Pourquoi partir au pays de Queen Elizabeth ? Hélène voulait un diplôme qui puisse lui permettre de travailler en Europe ou aux États-Unis. “Mais il faut savoir que mon conjoint a lâché son boulot pour me suivre à Londres dans un 10m2. Sans son soutien, et notamment son aide pour me faire rattraper mes lacunes dans les matières scientifiques, je n’aurais jamais réussi”, insiste-t-elle. À 32 ans, Hélène retourne donc sur les bancs de l’école. “C’est vrai qu’à cet âge-là, on a le cerveau qui fonctionne moins vite qu’un jeune de 18 ans qui peut se permettre de sortir le soir tout en réussissant ses examens. Mais quelque part, quand on fait ce type de reconversion, on a une volonté hors normes parce que l’on sait ce qu’on sacrifie. Et puis on a l’expérience humaine, et l’expérience du travail. Ça nous fortifie”, analyse-t-elle.

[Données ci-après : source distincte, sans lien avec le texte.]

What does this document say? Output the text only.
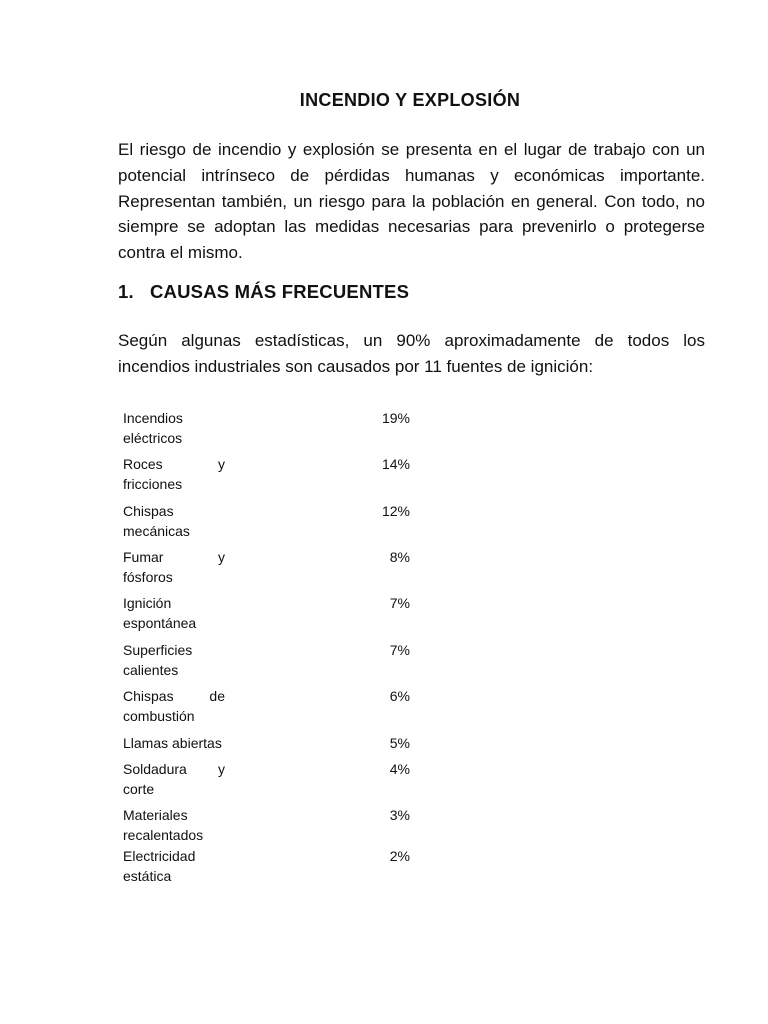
INCENDIO Y EXPLOSIÓN

El riesgo de incendio y explosión se presenta en el lugar de trabajo con un potencial intrínseco de pérdidas humanas y económicas importante. Representan también, un riesgo para la población en general. Con todo, no siempre se adoptan las medidas necesarias para prevenirlo o protegerse contra el mismo.

1. CAUSAS MÁS FRECUENTES

Según algunas estadísticas, un 90% aproximadamente de todos los incendios industriales son causados por 11 fuentes de ignición:

Incendios eléctricos
19%
Roces y fricciones
14%
Chispas mecánicas
12%
Fumar y fósforos
8%
Ignición espontánea
7%
Superficies calientes
7%
Chispas de combustión
6%
Llamas abiertas	5%
Soldadura y corte
4%
Materiales recalentados
3%
Electricidad estática
2%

Hélène se donne donc sans compter et travaille d’arrache-pied. Sa motivation est imperturbable et elle sait précisément pourquoi elle s’est lancée dans ce projet un peu fou. “J’avais vraiment envie d’un métier dans lequel j’utiliserais mes mains, et pas que ma tête. Ça avait beaucoup de sens pour moi”, explique-t-elle. À 37 ans, elle termine son cursus avec les honneurs puis travaille pendant 1 an dans une clinique à Londres avant de déménager en France. Après quelques lenteurs administratives, elle est autorisée à travailler sur le territoire. À l’époque, elle ne décroche qu’un job à 1h30 de voiture de chez elle qui l’oblige à dormir sur place pendant 4 ou 5 jours d’affilée, le tout pour un revenu de moins de 2000 euros nets par mois. Pas idéal pour sa vie de famille. Elle finit heureusement par trouver un poste de salariée plus proche de son domicile.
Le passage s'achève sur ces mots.